TEMPUS FUGIT

Publié le 10 Janvier 2023

 

On m’appelait le phare d’Alexandrie. J’ai servi de guide aux marins pendant des siècles. Tous les soirs un homme montait à mon sommet pour raviver le feu. Et moi, fier, dressé au bord de la Méditerranée, j’éclairais la nuit, j’envoyais la lumière jusqu’au bout de la mer, jusqu’au bout de la Terre, veilleuse nocturne pour les habitants de la ville.

Un jour, j’ai senti vibrer sous mes pieds. C’était léger, je ne me suis pas méfié. De toute façon, qu’aurais-je pu faire, scellé sur la roche ? Ce petit tremblement fut suivi d’une secousse terrible. Tout mon socle a vacillé, mon faîte s’est décroché. Un grondement, un rugissement digne d’un grand fauve m’a encerclé, la mer m’a attaqué pendant qu’autour de moi, la ville s’écroulait. Une autre secousse est arrivée, encore plus forte. Elle a descellé mes pierres blanches, je me suis effondré, des vagues terrifiantes m’ont avalé.

Depuis je gis, éparpillé, au fond de la mer. L’algue, le sable ont peu à peu recouvert les morceaux de moi. Je ne sais plus si c’est ma base, mon centre, mon sommet qui raconte mon histoire. Drôle de sensation d’être ainsi éclaté…

Moi, symbole de puissance, haut de plus de cent mètres, j’étais altier et magnifique. J’étais l’une des sept Merveilles du monde antique, orné de statues roses, resplendissant de jour comme de nuit, et me voilà aujourd’hui déchu et disloqué ; je ne sers plus que de cachette aux petits poissons.

Il y a quelques années, un espoir insensé m’a traversé. Des plongeurs ont retrouvé quelques pierres de mon corps. Tous mes autres débris ont alors essayé de crier, de bouger, de se manifester de toutes les manières possibles pour qu’on nous repêche et qu’on me reconstruise. En vain. Personne ne les a entendus, ni vus. Les plongeurs sont repartis, je suis resté au fond de l’eau. La mer, mon tombeau… Je me croyais immortel, je n’étais qu’éphémère.
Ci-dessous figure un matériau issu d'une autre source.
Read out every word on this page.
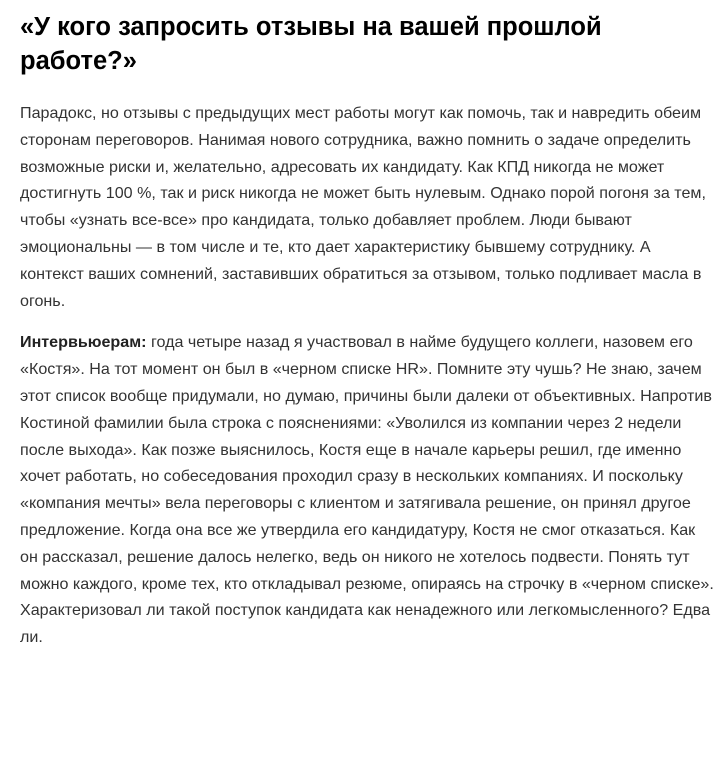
«У кого запросить отзывы на вашей прошлой работе?»

Парадокс, но отзывы с предыдущих мест работы могут как помочь, так и навредить обеим сторонам переговоров. Нанимая нового сотрудника, важно помнить о задаче определить возможные риски и, желательно, адресовать их кандидату. Как КПД никогда не может достигнуть 100 %, так и риск никогда не может быть нулевым. Однако порой погоня за тем, чтобы «узнать все-все» про кандидата, только добавляет проблем. Люди бывают эмоциональны — в том числе и те, кто дает характеристику бывшему сотруднику. А контекст ваших сомнений, заставивших обратиться за отзывом, только подливает масла в огонь.

Интервьюерам: года четыре назад я участвовал в найме будущего коллеги, назовем его «Костя». На тот момент он был в «черном списке HR». Помните эту чушь? Не знаю, зачем этот список вообще придумали, но думаю, причины были далеки от объективных. Напротив Костиной фамилии была строка с пояснениями: «Уволился из компании через 2 недели после выхода». Как позже выяснилось, Костя еще в начале карьеры решил, где именно хочет работать, но собеседования проходил сразу в нескольких компаниях. И поскольку «компания мечты» вела переговоры с клиентом и затягивала решение, он принял другое предложение. Когда она все же утвердила его кандидатуру, Костя не смог отказаться. Как он рассказал, решение далось нелегко, ведь он никого не хотелось подвести. Понять тут можно каждого, кроме тех, кто откладывал резюме, опираясь на строчку в «черном списке». Характеризовал ли такой поступок кандидата как ненадежного или легкомысленного? Едва ли.
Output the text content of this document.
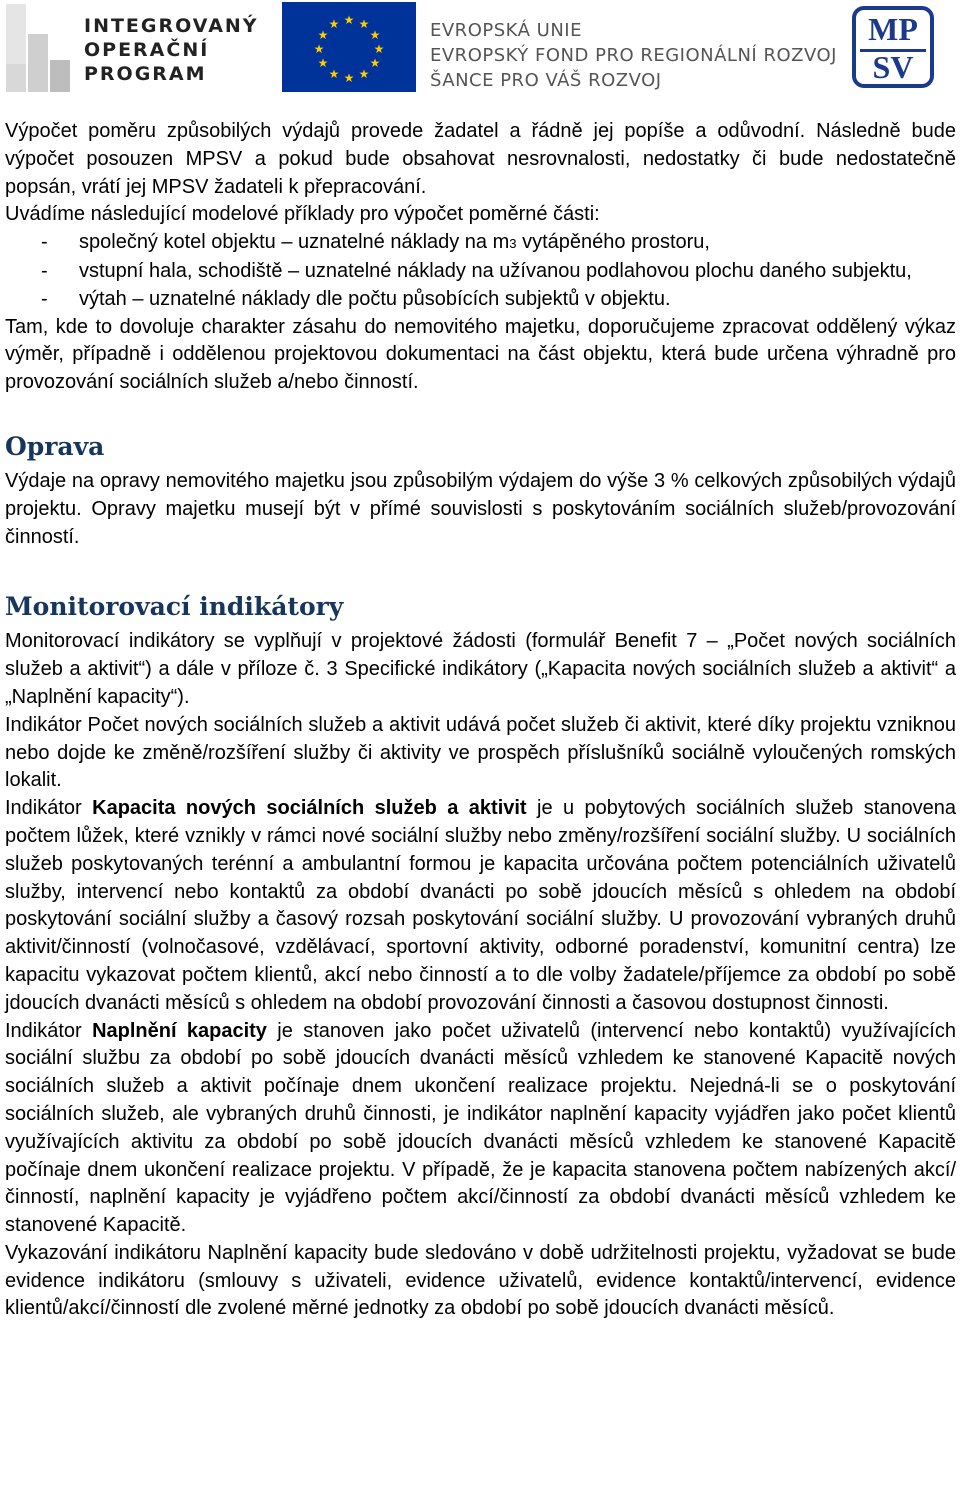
INTEGROVANÝ
OPERAČNÍ
PROGRAM
★ ★
★
★
★
★
★
★
★
★
★
★	EVROPSKÁ UNIE
EVROPSKÝ FOND PRO REGIONÁLNÍ ROZVOJ
ŠANCE PRO VÁŠ ROZVOJ
MP
SV

Výpočet poměru způsobilých výdajů provede žadatel a řádně jej popíše a odůvodní. Následně bude výpočet posouzen MPSV a pokud bude obsahovat nesrovnalosti, nedostatky či bude nedostatečně popsán, vrátí jej MPSV žadateli k přepracování.

Uvádíme následující modelové příklady pro výpočet poměrné části:

- společný kotel objektu – uznatelné náklady na m3 vytápěného prostoru,
- vstupní hala, schodiště – uznatelné náklady na užívanou podlahovou plochu daného subjektu,
- výtah – uznatelné náklady dle počtu působících subjektů v objektu.

Tam, kde to dovoluje charakter zásahu do nemovitého majetku, doporučujeme zpracovat oddělený výkaz výměr, případně i oddělenou projektovou dokumentaci na část objektu, která bude určena výhradně pro provozování sociálních služeb a/nebo činností.

Oprava

Výdaje na opravy nemovitého majetku jsou způsobilým výdajem do výše 3 % celkových způsobilých výdajů projektu. Opravy majetku musejí být v přímé souvislosti s poskytováním sociálních služeb/provozování činností.

Monitorovací indikátory

Monitorovací indikátory se vyplňují v projektové žádosti (formulář Benefit 7 – „Počet nových sociálních služeb a aktivit“) a dále v příloze č. 3 Specifické indikátory („Kapacita nových sociálních služeb a aktivit“ a „Naplnění kapacity“).

Indikátor Počet nových sociálních služeb a aktivit udává počet služeb či aktivit, které díky projektu vzniknou nebo dojde ke změně/rozšíření služby či aktivity ve prospěch příslušníků sociálně vyloučených romských lokalit.

Indikátor Kapacita nových sociálních služeb a aktivit je u pobytových sociálních služeb stanovena počtem lůžek, které vznikly v rámci nové sociální služby nebo změny/rozšíření sociální služby. U sociálních služeb poskytovaných terénní a ambulantní formou je kapacita určována počtem potenciálních uživatelů služby, intervencí nebo kontaktů za období dvanácti po sobě jdoucích měsíců s ohledem na období poskytování sociální služby a časový rozsah poskytování sociální služby. U provozování vybraných druhů aktivit/činností (volnočasové, vzdělávací, sportovní aktivity, odborné poradenství, komunitní centra) lze kapacitu vykazovat počtem klientů, akcí nebo činností a to dle volby žadatele/příjemce za období po sobě jdoucích dvanácti měsíců s ohledem na období provozování činnosti a časovou dostupnost činnosti.

Indikátor Naplnění kapacity je stanoven jako počet uživatelů (intervencí nebo kontaktů) využívajících sociální službu za období po sobě jdoucích dvanácti měsíců vzhledem ke stanovené Kapacitě nových sociálních služeb a aktivit počínaje dnem ukončení realizace projektu. Nejedná-li se o poskytování sociálních služeb, ale vybraných druhů činnosti, je indikátor naplnění kapacity vyjádřen jako počet klientů využívajících aktivitu za období po sobě jdoucích dvanácti měsíců vzhledem ke stanovené Kapacitě počínaje dnem ukončení realizace projektu. V případě, že je kapacita stanovena počtem nabízených akcí/činností, naplnění kapacity je vyjádřeno počtem akcí/činností za období dvanácti měsíců vzhledem ke stanovené Kapacitě.

Vykazování indikátoru Naplnění kapacity bude sledováno v době udržitelnosti projektu, vyžadovat se bude evidence indikátoru (smlouvy s uživateli, evidence uživatelů, evidence kontaktů/intervencí, evidence klientů/akcí/činností dle zvolené měrné jednotky za období po sobě jdoucích dvanácti měsíců.
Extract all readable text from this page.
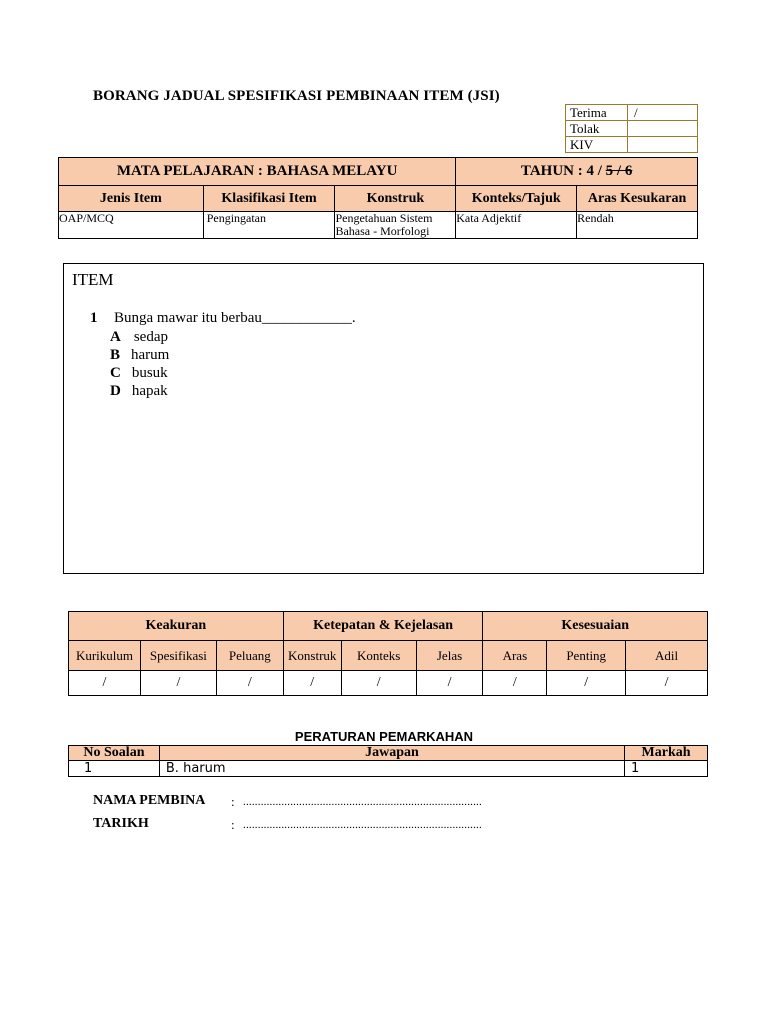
BORANG JADUAL SPESIFIKASI PEMBINAAN ITEM (JSI)
Terima	/
Tolak	
KIV	
MATA PELAJARAN : BAHASA MELAYU			TAHUN : 4 / 5 / 6	
Jenis Item	Klasifikasi Item	Konstruk	Konteks/Tajuk	Aras Kesukaran
OAP/MCQ	Pengingatan	Pengetahuan Sistem Bahasa - Morfologi	Kata Adjektif	Rendah
ITEM
1 Bunga mawar itu berbau____________.
A sedap
B harum
C busuk
D hapak
Keakuran			Ketepatan & Kejelasan			Kesesuaian		
Kurikulum	Spesifikasi	Peluang	Konstruk	Konteks	Jelas	Aras	Penting	Adil
/	/	/	/	/	/	/	/	/
PERATURAN PEMARKAHAN
No Soalan	Jawapan	Markah
1	B. harum	1
NAMA PEMBINA : .................................................................................
TARIKH	: .................................................................................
Un matin de soleil, alors que la lumière dansait entre deux eaux, j’ai vu passer une bouteille, sans doute jetée à la mer par un poète car elle ne contenait que quatre vers, mais qui ont résonné très fort en moi :

Le Temps qui, sans repos, va d'un pas léger,

Emporte avecque lui toutes les belles choses :

C'est pour nous avertir de le bien ménager

Et faire des bouquets en la saison des roses.

Il m’a semblé important de vous les transmettre, juste pour vous dire de rester tout le temps en éveil devant les trésors que le monde vous offre. Moi, je repars vers l’oubli.